Amendement n° 213 — ARTICLE PREMIER

Auteur : Bastien Lachaud — La France insoumise - Nouveau Front Populaire (Seine-Saint-Denis · 6ᵉ)
Texte visé : Projet de loi actualisant la programmation militaire pour les années 2024 à...
Article : ARTICLE PREMIER
Date de dépôt : 2026-04-29
Date de sort : 2026-05-07
Discussion en séance : RUANR5L17S2026IDS30546 (un scrutin public peut ne pas avoir été tenu sur cet amendement)

Dispositif

Après l’alinéa 79, insérer l’alinéa suivant :

« La dronisation des capacités navales est érigée en priorité pour la Marine nationale. L’effort portera notamment sur le développement de capacités de dronisation dans les fonds marins ».

Exposé sommaire

Cet amendement du groupe La France insoumise vise à inscrire comme objectif prioritaire de cette actualisation de la loi de programmation militaire la dronisation des capacités navales, et en particulier les capacités d’action dans les fonds marins.
L’élargissement du panel des activités économiques en mer a renforcé l’importance des fonds marins : câbles de télécommunication, champs éoliens en mer… Cette nouvelle frontière de l’humanité occupe une place toujours plus grande pour le fonctionnement de nos sociétés.
Dans ces espaces, le développement des robots, planeurs et drones, notamment pour des actions malveillantes, a également accru nos vulnérabilités : sabotage, espionnage, les stratégies dites « hybrides » s’y multiplient. La France doit être en mesure d’y parer efficacement.
Certaines capacités sont en développement dans la Marine française ; certains ont été testés lors de l’exercice Polaris 2024 pour détecter (avec succès) les navires adverses ; d’autres, immergés (planeurs) sont testés pour améliorer les capacités de détection sous-marine.
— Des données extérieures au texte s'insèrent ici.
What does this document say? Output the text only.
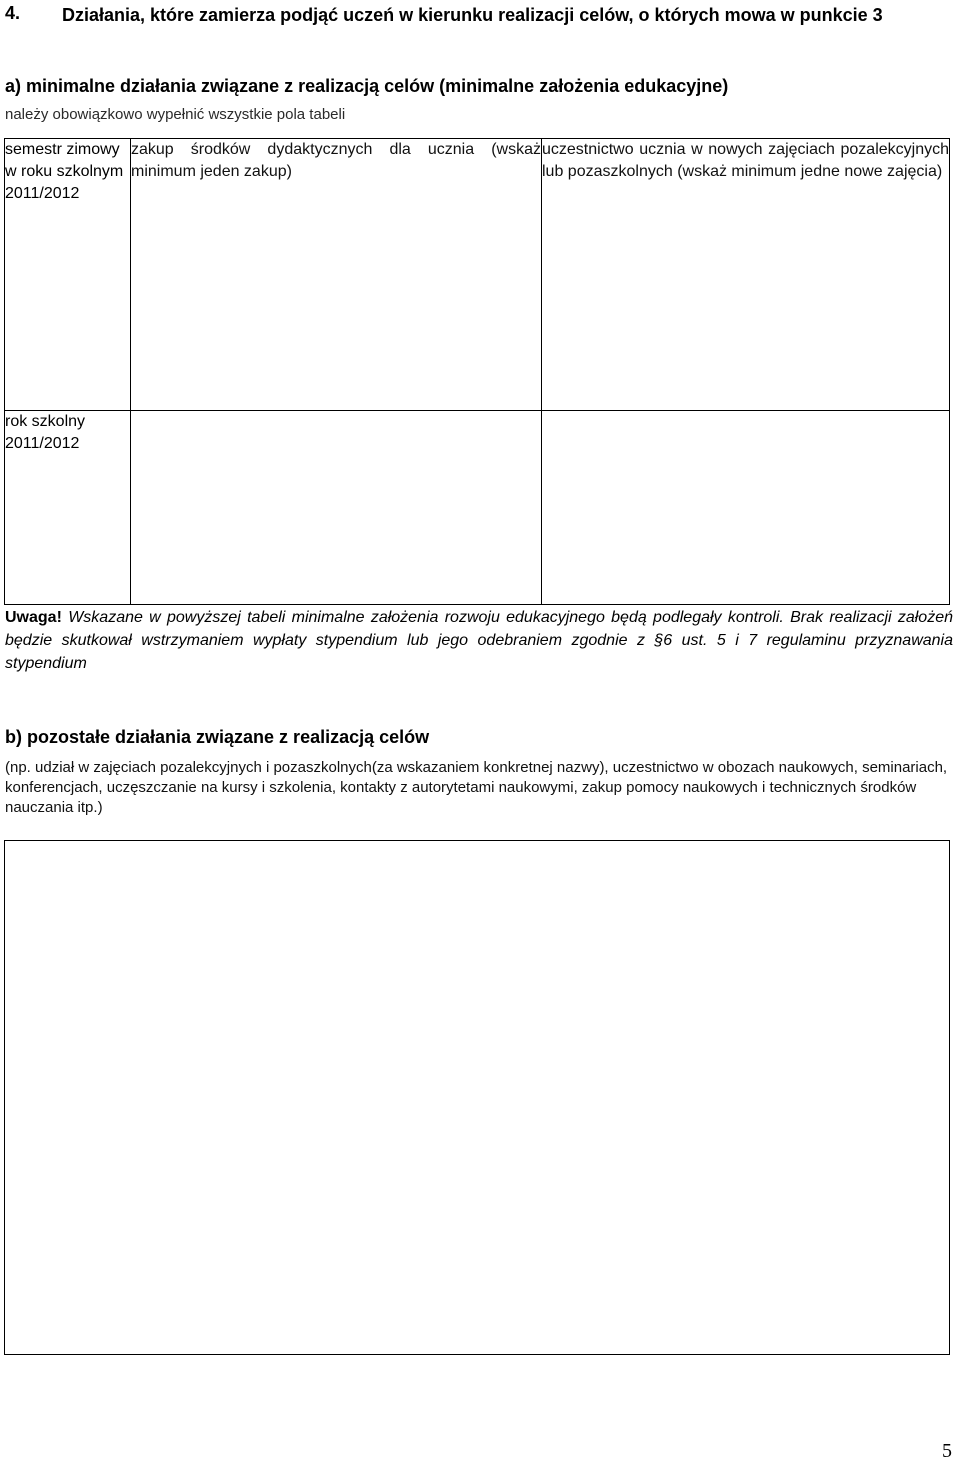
4. Działania, które zamierza podjąć uczeń w kierunku realizacji celów, o których mowa w punkcie 3
a) minimalne działania związane z realizacją celów (minimalne założenia edukacyjne)
należy obowiązkowo wypełnić wszystkie pola tabeli
semestr zimowy w roku szkolnym 2011/2012	zakup środków dydaktycznych dla ucznia (wskaż minimum jeden zakup)	uczestnictwo ucznia w nowych zajęciach pozalekcyjnych lub pozaszkolnych (wskaż minimum jedne nowe zajęcia)

rok szkolny 2011/2012		
Uwaga! Wskazane w powyższej tabeli minimalne założenia rozwoju edukacyjnego będą podlegały kontroli. Brak realizacji założeń będzie skutkował wstrzymaniem wypłaty stypendium lub jego odebraniem zgodnie z §6 ust. 5 i 7 regulaminu przyznawania stypendium
b) pozostałe działania związane z realizacją celów
(np. udział w zajęciach pozalekcyjnych i pozaszkolnych(za wskazaniem konkretnej nazwy), uczestnictwo w obozach naukowych, seminariach, konferencjach, uczęszczanie na kursy i szkolenia, kontakty z autorytetami naukowymi, zakup pomocy naukowych i technicznych środków nauczania itp.)
5
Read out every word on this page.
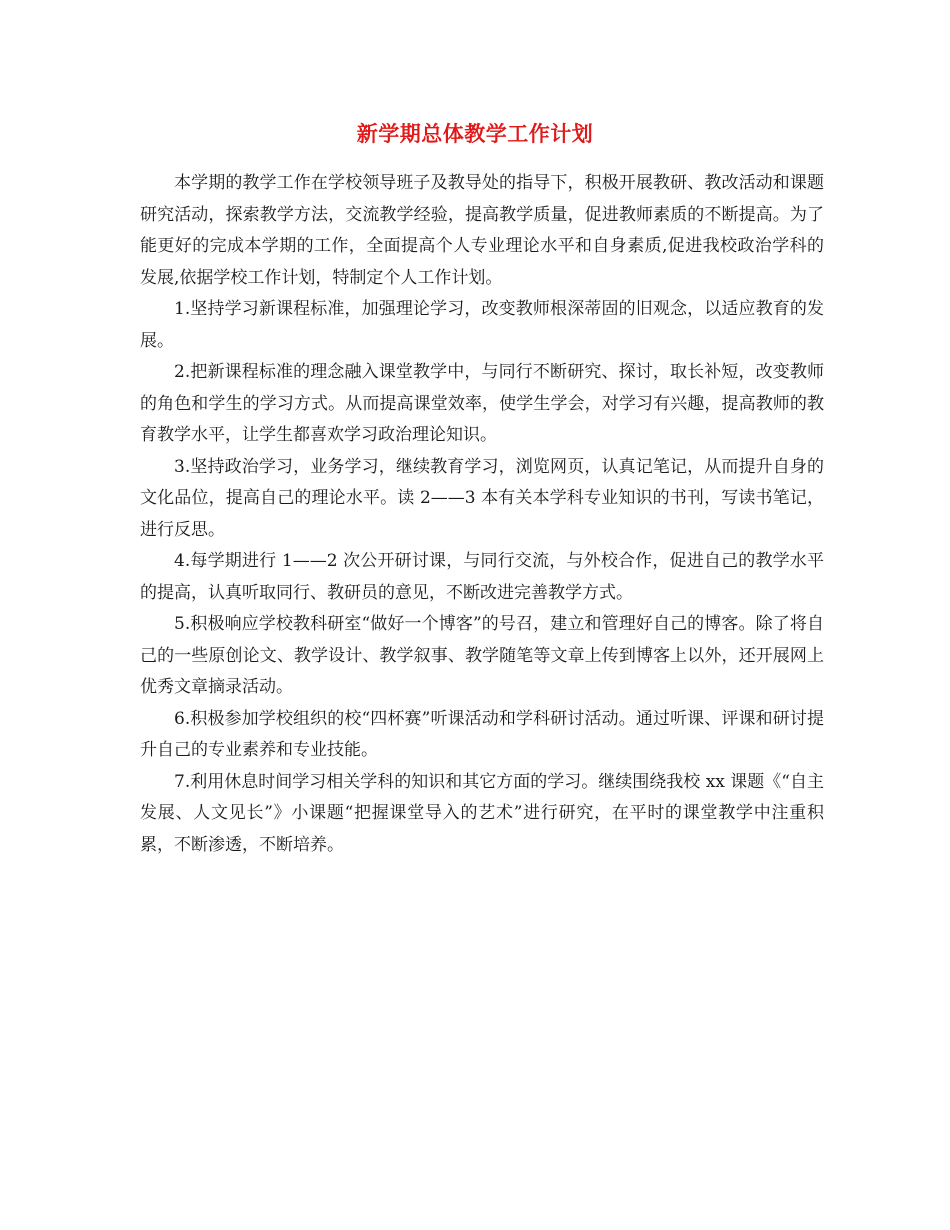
新学期总体教学工作计划

本学期的教学工作在学校领导班子及教导处的指导下，积极开展教研、教改活动和课题研究活动，探索教学方法，交流教学经验，提高教学质量，促进教师素质的不断提高。为了能更好的完成本学期的工作，全面提高个人专业理论水平和自身素质,促进我校政治学科的发展,依据学校工作计划，特制定个人工作计划。

1.坚持学习新课程标准，加强理论学习，改变教师根深蒂固的旧观念，以适应教育的发展。

2.把新课程标准的理念融入课堂教学中，与同行不断研究、探讨，取长补短，改变教师的角色和学生的学习方式。从而提高课堂效率，使学生学会，对学习有兴趣，提高教师的教育教学水平，让学生都喜欢学习政治理论知识。

3.坚持政治学习，业务学习，继续教育学习，浏览网页，认真记笔记，从而提升自身的文化品位，提高自己的理论水平。读 2——3 本有关本学科专业知识的书刊，写读书笔记，进行反思。

4.每学期进行 1——2 次公开研讨课，与同行交流，与外校合作，促进自己的教学水平的提高，认真听取同行、教研员的意见，不断改进完善教学方式。

5.积极响应学校教科研室“做好一个博客”的号召，建立和管理好自己的博客。除了将自己的一些原创论文、教学设计、教学叙事、教学随笔等文章上传到博客上以外，还开展网上优秀文章摘录活动。

6.积极参加学校组织的校“四杯赛”听课活动和学科研讨活动。通过听课、评课和研讨提升自己的专业素养和专业技能。

7.利用休息时间学习相关学科的知识和其它方面的学习。继续围绕我校 xx 课题《“自主发展、人文见长”》小课题“把握课堂导入的艺术”进行研究，在平时的课堂教学中注重积累，不断渗透，不断培养。
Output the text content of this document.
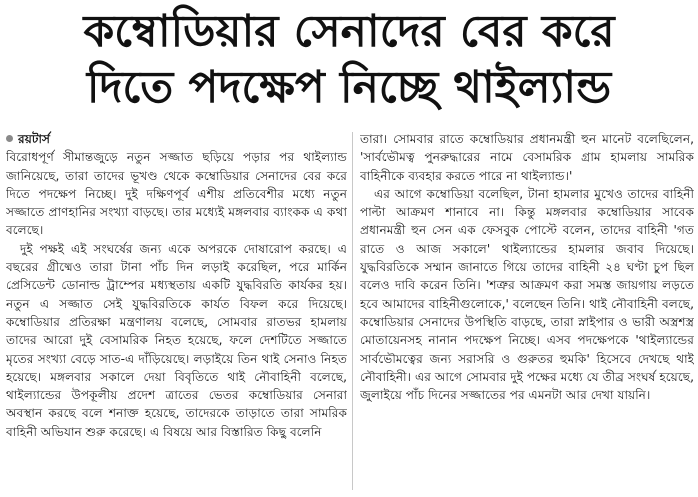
কম্বোডিয়ার সেনাদের বের করে
দিতে পদক্ষেপ নিচ্ছে থাইল্যান্ড
রয়টার্স

বিরোধপূর্ণ সীমান্তজুড়ে নতুন সজ্জাত ছড়িয়ে পড়ার পর থাইল্যান্ড জানিয়েছে, তারা তাদের ভূখণ্ড থেকে কম্বোডিয়ার সেনাদের বের করে দিতে পদক্ষেপ নিচ্ছে। দুই দক্ষিণপূর্ব এশীয় প্রতিবেশীর মধ্যে নতুন সজ্জাতে প্রাণহানির সংখ্যা বাড়ছে। তার মধ্যেই মঙ্গলবার ব্যাংকক এ কথা বলেছে।

দুই পক্ষই এই সংঘর্ষের জন্য একে অপরকে দোষারোপ করছে। এ বছরের গ্রীষ্মেও তারা টানা পাঁচ দিন লড়াই করেছিল, পরে মার্কিন প্রেসিডেন্ট ডোনাল্ড ট্রাম্পের মধ্যস্থতায় একটি যুদ্ধবিরতি কার্যকর হয়। নতুন এ সজ্জাত সেই যুদ্ধবিরতিকে কার্যত বিফল করে দিয়েছে। কম্বোডিয়ার প্রতিরক্ষা মন্ত্রণালয় বলেছে, সোমবার রাতভর হামলায় তাদের আরো দুই বেসামরিক নিহত হয়েছে, ফলে দেশটিতে সজ্জাতে মৃতের সংখ্যা বেড়ে সাত-এ দাঁড়িয়েছে। লড়াইয়ে তিন থাই সেনাও নিহত হয়েছে। মঙ্গলবার সকালে দেয়া বিবৃতিতে থাই নৌবাহিনী বলেছে, থাইল্যান্ডের উপকূলীয় প্রদেশ ত্রাতের ভেতর কম্বোডিয়ার সেনারা অবস্থান করছে বলে শনাক্ত হয়েছে, তাদেরকে তাড়াতে তারা সামরিক বাহিনী অভিযান শুরু করেছে। এ বিষয়ে আর বিস্তারিত কিছু বলেনি

তারা। সোমবার রাতে কম্বোডিয়ার প্রধানমন্ত্রী হুন মানেট বলেছিলেন, 'সার্বভৌমত্ব পুনরুদ্ধারের নামে বেসামরিক গ্রাম হামলায় সামরিক বাহিনীকে ব্যবহার করতে পারে না থাইল্যান্ড।'

এর আগে কম্বোডিয়া বলেছিল, টানা হামলার মুখেও তাদের বাহিনী পাল্টা আক্রমণ শানাবে না। কিন্তু মঙ্গলবার কম্বোডিয়ার সাবেক প্রধানমন্ত্রী হুন সেন এক ফেসবুক পোস্টে বলেন, তাদের বাহিনী 'গত রাতে ও আজ সকালে' থাইল্যান্ডের হামলার জবাব দিয়েছে। যুদ্ধবিরতিকে সম্মান জানাতে গিয়ে তাদের বাহিনী ২৪ ঘণ্টা চুপ ছিল বলেও দাবি করেন তিনি। 'শত্রুর আক্রমণ করা সমস্ত জায়গায় লড়তে হবে আমাদের বাহিনীগুলোকে,' বলেছেন তিনি। থাই নৌবাহিনী বলছে, কম্বোডিয়ার সেনাদের উপস্থিতি বাড়ছে, তারা স্নাইপার ও ভারী অস্ত্রশস্ত্র মোতায়েনসহ নানান পদক্ষেপ নিচ্ছে। এসব পদক্ষেপকে 'থাইল্যান্ডের সার্বভৌমত্বের জন্য সরাসরি ও গুরুতর হুমকি' হিসেবে দেখছে থাই নৌবাহিনী। এর আগে সোমবার দুই পক্ষের মধ্যে যে তীব্র সংঘর্ষ হয়েছে, জুলাইয়ে পাঁচ দিনের সজ্জাতের পর এমনটা আর দেখা যায়নি।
Le programme de lutte anti-mine futur (SLAM-F), en prévoit également, pour localiser et neutraliser les mines aux approches des côtes ou en haute mer.
Ces initiatives manquent toutefois d’ambition et de dimensionnement. Ainsi, il est regrettable que le partenariat signé entre Naval Group et Kongsberg en 2024 -qui porte notamment sur la dronisation sous-marine- ait été acté sans étudier pleinement la possibilité de développer une filière nationale. Elles doivent être centralisées et accélérées, afin de ne pas être distancés dans la découverte de ces nouvelles frontières.
L’actualisation de la LPM doit être l’occasion de donner des priorités claires : la dronisation navale, et son accélération dans le domaine des fonds marins, en est une.